Florida farmer Jeremy Ford was tired of wasting water and using fossil fuel-run equipment to care for his crops, so he turned to an automated underground system, "that uses a solar-powered pump to periodically saturate the roots of his crops, saving 'thousands of gallons of water,'" Walling and Horn-Muller explain. "Although they may be more costly upfront, he sees such climate-friendly investments as a necessary expense — and more affordable than expanding his workforce of two."
What about automated harvesting? "On some farms, driverless tractors churn through acres of corn, soybeans, lettuce and more. Such equipment is expensive, and requires mastering new tools, but row crops are fairly easy to automate," AP reports. South Dakota farmer Frank James along with his family members, "swear by tractor 'autosteer,' an automated system that communicates with a satellite to help keep the machine on track. . . [but] requires human oversight to work as it should."
While some agriculture stakeholders have pushed back against automation, some farmers look to the technology's potential to increase profitability and decrease business headaches. Walling and Horn-Muller report, "Will Brigham, a dairy and maple farmer in Vermont, sees such tools as solutions to the nation’s agricultural workforce shortage. Since 2021, Brigham’s family farm has been using Farmblox, an AI-powered farm monitoring and management system that helps them get ahead of issues like leaks in tubing used in maple production."

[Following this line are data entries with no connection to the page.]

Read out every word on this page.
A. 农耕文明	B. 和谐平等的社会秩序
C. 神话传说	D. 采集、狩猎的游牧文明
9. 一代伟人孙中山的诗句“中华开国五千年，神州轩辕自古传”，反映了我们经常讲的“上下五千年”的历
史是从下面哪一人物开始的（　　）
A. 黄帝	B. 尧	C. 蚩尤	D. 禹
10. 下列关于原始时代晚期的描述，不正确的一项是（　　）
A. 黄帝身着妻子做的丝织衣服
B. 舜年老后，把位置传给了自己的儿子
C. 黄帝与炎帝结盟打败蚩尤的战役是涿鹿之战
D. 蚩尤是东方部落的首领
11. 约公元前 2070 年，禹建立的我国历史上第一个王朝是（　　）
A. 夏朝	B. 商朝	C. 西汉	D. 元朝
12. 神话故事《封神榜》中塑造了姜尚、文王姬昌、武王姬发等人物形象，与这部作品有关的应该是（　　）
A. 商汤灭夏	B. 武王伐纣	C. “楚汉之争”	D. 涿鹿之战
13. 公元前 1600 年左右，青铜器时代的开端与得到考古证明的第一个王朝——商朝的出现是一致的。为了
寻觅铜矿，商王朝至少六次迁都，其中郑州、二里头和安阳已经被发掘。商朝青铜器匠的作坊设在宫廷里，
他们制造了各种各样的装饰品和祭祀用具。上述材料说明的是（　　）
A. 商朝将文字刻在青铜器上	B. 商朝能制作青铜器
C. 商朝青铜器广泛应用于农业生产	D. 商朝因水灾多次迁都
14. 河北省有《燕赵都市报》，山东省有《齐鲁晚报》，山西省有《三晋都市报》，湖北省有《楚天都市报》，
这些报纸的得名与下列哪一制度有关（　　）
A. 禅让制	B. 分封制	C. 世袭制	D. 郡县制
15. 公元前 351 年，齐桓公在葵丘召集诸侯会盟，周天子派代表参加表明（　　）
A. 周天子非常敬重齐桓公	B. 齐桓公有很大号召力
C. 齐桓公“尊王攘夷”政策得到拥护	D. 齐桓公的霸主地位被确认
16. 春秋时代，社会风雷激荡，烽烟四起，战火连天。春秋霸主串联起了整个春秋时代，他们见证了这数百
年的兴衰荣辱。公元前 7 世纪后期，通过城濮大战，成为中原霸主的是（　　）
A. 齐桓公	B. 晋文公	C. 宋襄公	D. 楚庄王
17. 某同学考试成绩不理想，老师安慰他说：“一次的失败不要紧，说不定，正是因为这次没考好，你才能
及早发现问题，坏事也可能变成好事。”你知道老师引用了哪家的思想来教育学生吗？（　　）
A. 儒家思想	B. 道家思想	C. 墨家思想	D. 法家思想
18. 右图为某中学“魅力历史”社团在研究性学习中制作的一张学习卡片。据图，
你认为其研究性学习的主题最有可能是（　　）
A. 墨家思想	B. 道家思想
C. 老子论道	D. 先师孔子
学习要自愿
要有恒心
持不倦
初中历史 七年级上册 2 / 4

Robotic farm tools may make caring for crops during extreme heat more efficient without putting human workers at risk. "Extreme heat, drought and intense rainfall have made labor-intensive corn detasseling even harder," Walling and Horn-Muller write.
Even with its benefits, automated farming may affect farm worker employment. "Automation can be a 'tactic, like a strategy, for bosses, so people are afraid and won’t demand their rights,' said Luis Jimenez, a New York dairy worker. Robots, after all, 'are machines that don’t ask for anything,' he added. 'We don’t want to be replaced by machines.'"
Editor's note: This story was a collaboration between The Associated Press and Grist.